TONY [320x200].jpgTime Out New York released their list of the top 50 TV shows of the decade. They pointed out that, although the decade was [expletive] for the auto industry and pager salesmen, “the aughts were remarkably kind to television…The small screen is no longer the ghetto for actors and production values that it once was.”

True enough: TV proved not just a starting point, but especially a destination for many top actresses: Kyra Sedgwick, Holly Hunter, Edie Falco, Glenn Close, Rachel Griffiths, and Sally Field may have launched big-screen careers, but their small-screen impact over the last ten years has been substantial. HBO and Showtime broke new ground with The Wire, The Sopranos, Sex and the City, Weeds, and Dexter, among countless others. Battlestar Galactica made an enormous comeback fans of the original 70s show never would have predicted. Sitcoms succeeded, died because of reality television – itself a juggernaut – and then came back with 30 Rock, The Office (both the US and UK versions) and How I Met Your Mother.

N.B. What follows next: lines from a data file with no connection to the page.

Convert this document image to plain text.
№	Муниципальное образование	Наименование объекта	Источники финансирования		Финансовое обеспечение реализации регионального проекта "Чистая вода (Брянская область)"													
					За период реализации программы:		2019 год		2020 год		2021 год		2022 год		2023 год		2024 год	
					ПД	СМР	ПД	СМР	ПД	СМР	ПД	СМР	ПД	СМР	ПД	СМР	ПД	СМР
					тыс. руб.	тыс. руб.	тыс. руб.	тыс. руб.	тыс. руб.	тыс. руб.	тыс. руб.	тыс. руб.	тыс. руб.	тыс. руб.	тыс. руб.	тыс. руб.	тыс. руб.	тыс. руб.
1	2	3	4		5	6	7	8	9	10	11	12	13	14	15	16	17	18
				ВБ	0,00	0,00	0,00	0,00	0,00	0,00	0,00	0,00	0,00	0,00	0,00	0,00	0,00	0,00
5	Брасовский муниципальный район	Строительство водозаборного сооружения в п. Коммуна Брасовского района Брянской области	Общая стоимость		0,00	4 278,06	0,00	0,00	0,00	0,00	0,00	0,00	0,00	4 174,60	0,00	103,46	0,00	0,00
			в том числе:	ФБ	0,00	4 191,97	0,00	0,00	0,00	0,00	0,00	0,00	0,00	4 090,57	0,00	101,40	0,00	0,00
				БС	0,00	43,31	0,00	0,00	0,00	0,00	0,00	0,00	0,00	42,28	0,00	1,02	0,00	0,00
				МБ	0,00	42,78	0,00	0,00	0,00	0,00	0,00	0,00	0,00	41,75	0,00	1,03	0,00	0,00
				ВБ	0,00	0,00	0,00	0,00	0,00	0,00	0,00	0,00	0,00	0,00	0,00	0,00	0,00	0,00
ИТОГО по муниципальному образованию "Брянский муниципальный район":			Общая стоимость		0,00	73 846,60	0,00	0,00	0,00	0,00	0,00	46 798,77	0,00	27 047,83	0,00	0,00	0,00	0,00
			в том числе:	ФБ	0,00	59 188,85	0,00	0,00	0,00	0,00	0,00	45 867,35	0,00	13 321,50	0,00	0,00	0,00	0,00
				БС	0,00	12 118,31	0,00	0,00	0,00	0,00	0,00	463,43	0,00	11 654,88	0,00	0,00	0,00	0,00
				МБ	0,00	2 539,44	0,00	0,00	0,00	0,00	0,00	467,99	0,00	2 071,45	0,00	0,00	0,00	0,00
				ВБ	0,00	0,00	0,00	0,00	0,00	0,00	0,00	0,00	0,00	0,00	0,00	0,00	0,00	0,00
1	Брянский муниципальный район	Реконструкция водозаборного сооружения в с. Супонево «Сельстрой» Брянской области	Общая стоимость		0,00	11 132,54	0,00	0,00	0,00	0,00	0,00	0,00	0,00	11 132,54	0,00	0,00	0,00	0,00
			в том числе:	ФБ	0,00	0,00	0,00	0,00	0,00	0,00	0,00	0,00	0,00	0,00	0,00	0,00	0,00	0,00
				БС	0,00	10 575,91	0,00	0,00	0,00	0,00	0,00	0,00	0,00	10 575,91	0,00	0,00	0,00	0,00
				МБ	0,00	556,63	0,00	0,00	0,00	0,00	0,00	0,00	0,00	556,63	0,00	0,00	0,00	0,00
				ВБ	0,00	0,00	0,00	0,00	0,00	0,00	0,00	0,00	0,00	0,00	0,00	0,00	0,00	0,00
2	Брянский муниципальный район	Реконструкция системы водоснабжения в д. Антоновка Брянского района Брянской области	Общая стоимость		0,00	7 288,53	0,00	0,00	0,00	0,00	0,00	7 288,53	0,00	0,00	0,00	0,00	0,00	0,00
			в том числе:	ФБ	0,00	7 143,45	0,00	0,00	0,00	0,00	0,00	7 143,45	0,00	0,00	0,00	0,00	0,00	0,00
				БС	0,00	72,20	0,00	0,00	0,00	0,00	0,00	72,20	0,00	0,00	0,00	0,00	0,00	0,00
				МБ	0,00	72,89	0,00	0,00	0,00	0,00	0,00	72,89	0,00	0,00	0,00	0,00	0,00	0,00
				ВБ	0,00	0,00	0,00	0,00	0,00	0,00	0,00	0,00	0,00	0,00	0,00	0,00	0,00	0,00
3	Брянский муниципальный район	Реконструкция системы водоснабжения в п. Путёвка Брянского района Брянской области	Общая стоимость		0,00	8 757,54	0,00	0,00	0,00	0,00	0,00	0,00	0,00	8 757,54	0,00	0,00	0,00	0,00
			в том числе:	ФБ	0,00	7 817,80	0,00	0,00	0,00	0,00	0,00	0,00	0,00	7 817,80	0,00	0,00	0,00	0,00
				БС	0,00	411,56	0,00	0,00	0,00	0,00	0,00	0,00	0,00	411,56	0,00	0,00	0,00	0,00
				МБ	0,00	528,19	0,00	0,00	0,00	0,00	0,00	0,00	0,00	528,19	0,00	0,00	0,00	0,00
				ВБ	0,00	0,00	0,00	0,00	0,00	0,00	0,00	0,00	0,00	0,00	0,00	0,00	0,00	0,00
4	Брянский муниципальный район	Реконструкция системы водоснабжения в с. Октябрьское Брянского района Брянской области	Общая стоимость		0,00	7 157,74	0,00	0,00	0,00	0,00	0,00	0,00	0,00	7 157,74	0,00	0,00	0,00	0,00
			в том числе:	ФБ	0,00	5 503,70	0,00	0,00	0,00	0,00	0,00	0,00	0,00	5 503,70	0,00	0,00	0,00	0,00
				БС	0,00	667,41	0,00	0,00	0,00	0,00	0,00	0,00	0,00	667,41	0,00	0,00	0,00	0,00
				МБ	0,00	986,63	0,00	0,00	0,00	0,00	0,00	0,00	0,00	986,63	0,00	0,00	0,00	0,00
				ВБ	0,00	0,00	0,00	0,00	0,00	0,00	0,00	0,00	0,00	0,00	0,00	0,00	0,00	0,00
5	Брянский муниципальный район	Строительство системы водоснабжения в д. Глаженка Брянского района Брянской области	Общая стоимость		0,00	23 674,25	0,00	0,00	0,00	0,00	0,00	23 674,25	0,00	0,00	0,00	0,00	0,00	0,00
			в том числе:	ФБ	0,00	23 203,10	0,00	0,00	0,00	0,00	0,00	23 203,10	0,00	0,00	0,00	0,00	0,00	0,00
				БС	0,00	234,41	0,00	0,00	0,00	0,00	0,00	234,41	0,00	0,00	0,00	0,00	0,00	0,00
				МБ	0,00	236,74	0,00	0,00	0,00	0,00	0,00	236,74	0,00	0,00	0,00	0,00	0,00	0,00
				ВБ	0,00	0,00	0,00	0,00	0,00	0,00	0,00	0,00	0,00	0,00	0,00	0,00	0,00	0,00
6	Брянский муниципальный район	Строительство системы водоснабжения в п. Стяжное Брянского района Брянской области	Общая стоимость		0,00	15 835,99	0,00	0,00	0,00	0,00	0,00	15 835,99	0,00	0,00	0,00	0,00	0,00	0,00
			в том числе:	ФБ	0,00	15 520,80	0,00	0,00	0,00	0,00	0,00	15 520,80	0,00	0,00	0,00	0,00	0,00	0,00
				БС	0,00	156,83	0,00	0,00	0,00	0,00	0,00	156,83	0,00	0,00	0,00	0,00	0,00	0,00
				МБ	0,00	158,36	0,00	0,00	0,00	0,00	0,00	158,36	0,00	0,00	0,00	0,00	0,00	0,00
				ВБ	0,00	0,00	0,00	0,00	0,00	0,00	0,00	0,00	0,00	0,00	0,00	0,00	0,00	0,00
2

If you’re like me, you’ll read this list, scan for your favorites, and then think, where’s Buffy? Where’s Angel? Well, TONY knows this about me (and perhaps you): “our only requirement was that the program made its biggest impact after the turn of the millennium (so calm yourselves, Buffy the Vampire Slayer fans).” OK, we’re calm. When you realize that both Buffy and Angel debuted last decade, then you’ll realize you’re old. And then, you’ll go back to the list and take another look. Firefly’s there, at least (#18). Phew – now the Whedonites can relax; Joss Whedon’s groundbreaking – and not conventionally embraced – space western is in the same ten as Freaks and Geeks, the Gilmore Girls, Six Feet Under and Lost.
Wait a minute…with its addictive, twisting plotlines and rabid fan base,”Lost” isn’t in the top 10? How is that possible? Perhaps it was edged out by “24,” which reinvented real-time programming? Nope. The top ten (numbering 1 to 10): are The Daily Show With Jon Stewart, The Wire, Friday Night Lights, Arrested Development, The Sopranos, The Office (UK version), Mad Men, Battlestar Galactica, Veronica Mars and 30 Rock. I love Veronica Mars, but did it change TV more than Lost? Not in my book, but then again, my book involves looking at Lost Season Six episode titles and imagining what those episodes are about based solely on the titles.
Lost ranks #13, and 24 is at #38. Even Glee (#32) and The Soup (#37) jacked a higher position than 24.
This just in, Jack Bauer is now rumored to be setting up a perimeter around the TONY national headquarters, and is cooperating with Widmore Industries and the Dharma Initiative to protest this list’s numbering.
Did your favorites make the list? What was left out? What’s your favorite/most inspiring show of the past ten years?